Lidia Panzeri
Leggi i suoi articoli«“L’Assunta” di Tiziano è tornata ai suoi valori cromatici originali»: è questa l’opinione di Giulio Bono, che ne ha eseguito il restauro, iniziato nel 2018 e concluso in tempo per la festa di san Francesco, il 4 ottobre. Un giudizio ampiamente condiviso da Giulio Manieri Elia, direttore delle Gallerie dell’Accademia e dell’intervento, con la consulenza della soprintendente Emanuela Carpani e di don Gianmatteo Caputo dell’Ufficio dei Beni Culturali della Curia Patriarcale.
La pala, di dimensioni straordinarie (6,90x3,60 metri), è da sempre collocata dietro l’altare maggiore della Basilica francescana di Santa Maria Gloriosa dei Frari; l’unica eccezione fu nel 1818-19 quando, a seguito delle soppressioni napoleoniche, fu data in deposito alle Gallerie dell’Accademia. Illuminata sul retro dalla luce naturale delle finestre gotiche, è visibile in controluce anche da sinistra, ragione per cui Tiziano sarebbe ricorso a una cromia molto forte. L’artista eseguì il dipinto nel tempo record di due anni, tra il 1516 e il 1518, guadagnandosi l’ammirato consenso degli addetti ai lavori e del pubblico, con la conseguenza di essere consacrato quale artista veneto più autorevole della sua epoca. Il restauro è invece durato quattro anni.
Come si spiega un tempo così lungo?
Già nel 2012, chiosa Bono, si era proceduto a un’approfondita campagna diagnostica per valutare la sicurezza del sito in cui era collocata e lo stato pittorico. È però nel 2018 che è stato rimosso il grande organo Mascioni del 1928 che, oltre a costituire un pericolo di incendio e a causare vibrazioni (è stata fatta in proposito anche un’analisi vibrometrica), era infestato dai tarli. Inoltre comprimeva lo spazio della pala, anch’essa soggetta all’attacco dei tarli nei pannelli di pioppo bianco (le traverse orizzontali sono in larice), e impediva di rimuoverla in sicurezza nel caso fosse necessario spostarla. Duranti i lavori la pala è rimasta in sito, sia pure arretrata di circa un metro e non visibile al pubblico per agevolare i lavori di restauro, oltre che del dipinto, della cornice marmorea (Egidio Arlango) e di quella lignea (Roberto Saccuman).
Saranno stati numerosi gli interventi di restauro cui la pala è stata sottoposta nel mezzo millennio trascorso dalla sua realizzazione.
«Pochi quelli documentati. Uno del 1817, quando vennero effettuate ridipinture e patinature che causarono sollevamenti e distacchi del colore. Interventi rimossi da Antonio Lazzarin nel restauro del 1974, quando era soprintendente Francesco Valcanover. Esiste a proposito un filmato in bianco e nero».
Come giudica l’attuale stato di conservazione?
Sorprendentemente buono, fatta eccezione per la veste verde di uno degli apostoli e per quella marrone di san Pietro (un pigmento deperibile) sotto la quale si intravede il sarcofago della Vergine. Si è proceduto a integrare gli strati cromatici originali irrigiditi dall’invecchiamento, a integrare le poche lacune e a detergere con una leggera soluzione acquosa la polvere depositata. Si è infine mantenuta la patina protettiva, che potrebbe anche essere quella originaria.
È possibile che Tiziano non abbia eseguito dei disegni?
Impossibile, risponde Giulio Manieri Elia, data anche la complessità dell’impianto compositivo.
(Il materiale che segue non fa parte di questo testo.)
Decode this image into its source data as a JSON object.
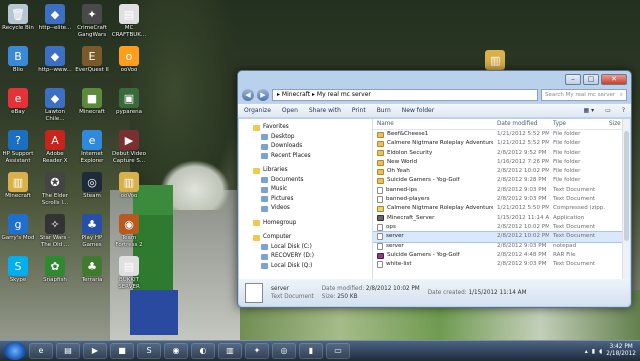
{
  "desktop": {
    "icons": [
      {
        "label": "Recycle Bin",
        "glyph": "🗑",
        "color": "#b8c6d4"
      },
      {
        "label": "http--elite...",
        "glyph": "◆",
        "color": "#3b6fc2"
      },
      {
        "label": "CrimeCraft GangWars",
        "glyph": "✦",
        "color": "#4a4a4a"
      },
      {
        "label": "MC CRAFTBUK...",
        "glyph": "▤",
        "color": "#e0e0e0"
      },
      {
        "label": "Blio",
        "glyph": "B",
        "color": "#3b8ad8"
      },
      {
        "label": "http--www...",
        "glyph": "◆",
        "color": "#3b6fc2"
      },
      {
        "label": "EverQuest II",
        "glyph": "E",
        "color": "#7a5a2a"
      },
      {
        "label": "ooVoo",
        "glyph": "o",
        "color": "#ff9d1c"
      },
      {
        "label": "eBay",
        "glyph": "e",
        "color": "#e53238"
      },
      {
        "label": "Lawton Chile...",
        "glyph": "◆",
        "color": "#3b6fc2"
      },
      {
        "label": "Minecraft",
        "glyph": "■",
        "color": "#5a8a3a"
      },
      {
        "label": "pyparena",
        "glyph": "▣",
        "color": "#3a6a3a"
      },
      {
        "label": "HP Support Assistant",
        "glyph": "?",
        "color": "#1b6fc2"
      },
      {
        "label": "Adobe Reader X",
        "glyph": "A",
        "color": "#c8241c"
      },
      {
        "label": "Internet Explorer",
        "glyph": "e",
        "color": "#2f8ade"
      },
      {
        "label": "Debut Video Capture S...",
        "glyph": "▶",
        "color": "#7a3030"
      },
      {
        "label": "Minecraft",
        "glyph": "▥",
        "color": "#d9b04a"
      },
      {
        "label": "The Elder Scrolls I...",
        "glyph": "✪",
        "color": "#444"
      },
      {
        "label": "Steam",
        "glyph": "◎",
        "color": "#1c2a3a"
      },
      {
        "label": "ooVoo",
        "glyph": "▥",
        "color": "#d9b04a"
      },
      {
        "label": "Garry's Mod",
        "glyph": "g",
        "color": "#1f6fd1"
      },
      {
        "label": "Star Wars - The Old ...",
        "glyph": "✧",
        "color": "#333"
      },
      {
        "label": "Play HP Games",
        "glyph": "♣",
        "color": "#2650a8"
      },
      {
        "label": "Team Fortress 2",
        "glyph": "◉",
        "color": "#b85a20"
      },
      {
        "label": "Skype",
        "glyph": "S",
        "color": "#00aff0"
      },
      {
        "label": "Snapfish",
        "glyph": "✿",
        "color": "#2f8a2f"
      },
      {
        "label": "Terraria",
        "glyph": "♣",
        "color": "#3f7a2f"
      },
      {
        "label": "BUKKIT SERVER",
        "glyph": "▤",
        "color": "#e0e0e0"
      },
      {
        "label": "Server",
        "glyph": "▥",
        "color": "#d9b04a"
      }
    ]
  },
  "window": {
    "breadcrumb": [
      "Minecraft",
      "My real mc server"
    ],
    "search_placeholder": "Search My real mc server",
    "toolbar": {
      "organize": "Organize",
      "open": "Open",
      "share_with": "Share with",
      "print": "Print",
      "burn": "Burn",
      "new_folder": "New folder"
    },
    "nav": [
      {
        "label": "Favorites",
        "type": "header"
      },
      {
        "label": "Desktop",
        "type": "item"
      },
      {
        "label": "Downloads",
        "type": "item"
      },
      {
        "label": "Recent Places",
        "type": "item"
      },
      {
        "label": "",
        "type": "gap"
      },
      {
        "label": "Libraries",
        "type": "header"
      },
      {
        "label": "Documents",
        "type": "item"
      },
      {
        "label": "Music",
        "type": "item"
      },
      {
        "label": "Pictures",
        "type": "item"
      },
      {
        "label": "Videos",
        "type": "item"
      },
      {
        "label": "",
        "type": "gap"
      },
      {
        "label": "Homegroup",
        "type": "header"
      },
      {
        "label": "",
        "type": "gap"
      },
      {
        "label": "Computer",
        "type": "header"
      },
      {
        "label": "Local Disk (C:)",
        "type": "item"
      },
      {
        "label": "RECOVERY (D:)",
        "type": "item"
      },
      {
        "label": "Local Disk (Q:)",
        "type": "item"
      }
    ],
    "columns": {
      "name": "Name",
      "date": "Date modified",
      "type": "Type",
      "size": "Size"
    },
    "files": [
      {
        "name": "Beef&Cheese1",
        "date": "1/21/2012 5:52 PM",
        "type": "File folder",
        "size": "",
        "icon": "folder",
        "selected": false
      },
      {
        "name": "Calmere Nigtmare Roleplay Adventure",
        "date": "1/21/2012 5:52 PM",
        "type": "File folder",
        "size": "",
        "icon": "folder",
        "selected": false
      },
      {
        "name": "Eldolon Security",
        "date": "2/8/2012 9:52 PM",
        "type": "File folder",
        "size": "",
        "icon": "folder",
        "selected": false
      },
      {
        "name": "New World",
        "date": "1/16/2012 7:26 PM",
        "type": "File folder",
        "size": "",
        "icon": "folder",
        "selected": false
      },
      {
        "name": "Oh Yeah",
        "date": "2/8/2012 10:02 PM",
        "type": "File folder",
        "size": "",
        "icon": "folder",
        "selected": false
      },
      {
        "name": "Suicide Gamers - Yog-Golf",
        "date": "2/8/2012 9:28 PM",
        "type": "File folder",
        "size": "",
        "icon": "folder",
        "selected": false
      },
      {
        "name": "banned-ips",
        "date": "2/8/2012 9:03 PM",
        "type": "Text Document",
        "size": "",
        "icon": "doc",
        "selected": false
      },
      {
        "name": "banned-players",
        "date": "2/8/2012 9:03 PM",
        "type": "Text Document",
        "size": "",
        "icon": "doc",
        "selected": false
      },
      {
        "name": "Calmere Nigtmare Roleplay Adventure",
        "date": "1/21/2012 5:50 PM",
        "type": "Compressed (zipp...",
        "size": "",
        "icon": "zip",
        "selected": false
      },
      {
        "name": "Minecraft_Server",
        "date": "1/15/2012 11:14 AM",
        "type": "Application",
        "size": "",
        "icon": "app",
        "selected": false
      },
      {
        "name": "ops",
        "date": "2/8/2012 10:02 PM",
        "type": "Text Document",
        "size": "",
        "icon": "doc",
        "selected": false
      },
      {
        "name": "server",
        "date": "2/8/2012 10:02 PM",
        "type": "Text Document",
        "size": "",
        "icon": "doc",
        "selected": true
      },
      {
        "name": "server",
        "date": "2/8/2012 9:03 PM",
        "type": "notepad",
        "size": "",
        "icon": "doc",
        "selected": false
      },
      {
        "name": "Suicide Gamers - Yog-Golf",
        "date": "2/8/2012 4:48 PM",
        "type": "RAR File",
        "size": "",
        "icon": "rar",
        "selected": false
      },
      {
        "name": "white-list",
        "date": "2/8/2012 9:03 PM",
        "type": "Text Document",
        "size": "",
        "icon": "doc",
        "selected": false
      }
    ],
    "details": {
      "name": "server",
      "kind": "Text Document",
      "date_modified_label": "Date modified:",
      "date_modified": "2/8/2012 10:02 PM",
      "date_created_label": "Date created:",
      "date_created": "1/15/2012 11:14 AM",
      "size_label": "Size:",
      "size": "250 KB"
    }
  },
  "taskbar": {
    "time": "3:42 PM",
    "date": "2/18/2012"
  }
}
Ma sono andati perduti. Ne rimane uno solo conservato alla National Gallery di Londra.
I cambiamenti climatici possono compromettere la conservazione?
La Basilica non è climatizzata, precisa Bono, né lo sarà mai. Ha un’escursione termica che oscilla dai 6° invernali ai 30-31° estivi. I cambiamenti climatici aggravano la situazione, ma la solidità dei pannelli lignei regge anche questo confronto.
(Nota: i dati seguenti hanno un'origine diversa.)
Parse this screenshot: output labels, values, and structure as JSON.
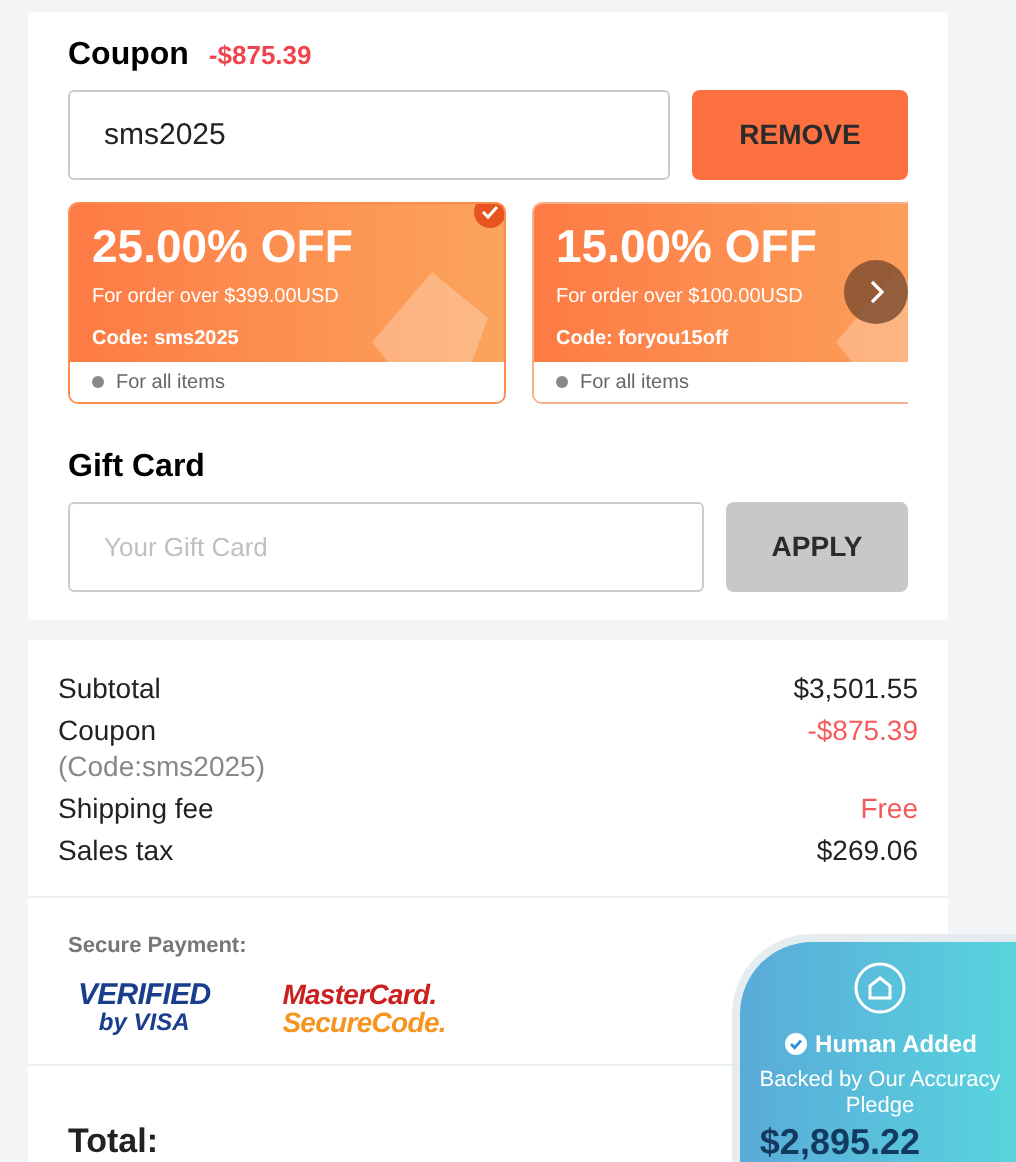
{
  "coupon": {
    "title": "Coupon",
    "discount": "-$875.39",
    "value": "sms2025",
    "button": "REMOVE",
    "cards": [
      {
        "headline": "25.00% OFF",
        "condition": "For order over $399.00USD",
        "code": "Code: sms2025",
        "scope": "For all items",
        "selected": true
      },
      {
        "headline": "15.00% OFF",
        "condition": "For order over $100.00USD",
        "code": "Code: foryou15off",
        "scope": "For all items",
        "selected": false
      }
    ]
  },
  "gift_card": {
    "title": "Gift Card",
    "placeholder": "Your Gift Card",
    "button": "APPLY"
  },
  "summary": [
    {
      "label": "Subtotal",
      "value": "$3,501.55",
      "highlight": false
    },
    {
      "label": "Coupon",
      "note": "(Code:sms2025)",
      "value": "-$875.39",
      "highlight": true
    },
    {
      "label": "Shipping fee",
      "value": "Free",
      "highlight": true
    },
    {
      "label": "Sales tax",
      "value": "$269.06",
      "highlight": false
    }
  ],
  "secure_payment": {
    "title": "Secure Payment:",
    "visa": [
      "VERIFIED",
      "by",
      "VISA"
    ],
    "mastercard": [
      "MasterCard.",
      "SecureCode."
    ]
  },
  "total": {
    "label": "Total:",
    "value": "$2,895.22"
  },
  "badge": {
    "title": "Human Added",
    "subtitle": "Backed by Our Accuracy Pledge"
  }
}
Tutti questi fattori hanno comportato un importo di spesa molto impegnativo per una cifra complessiva di 676mila euro, interamente coperta dal Comitato Save Venice. A conclusione si può condividere il giudizio dei critici dell’epoca che riconoscevano in questo capolavoro la grandezza e terribilità di Michelangelo; la piacevolezza e la venustà di Raffaello e il colorito della natura, così pregnante nella tradizione veneta. Elementi destinati a influenzare l’arte europea, e non solo.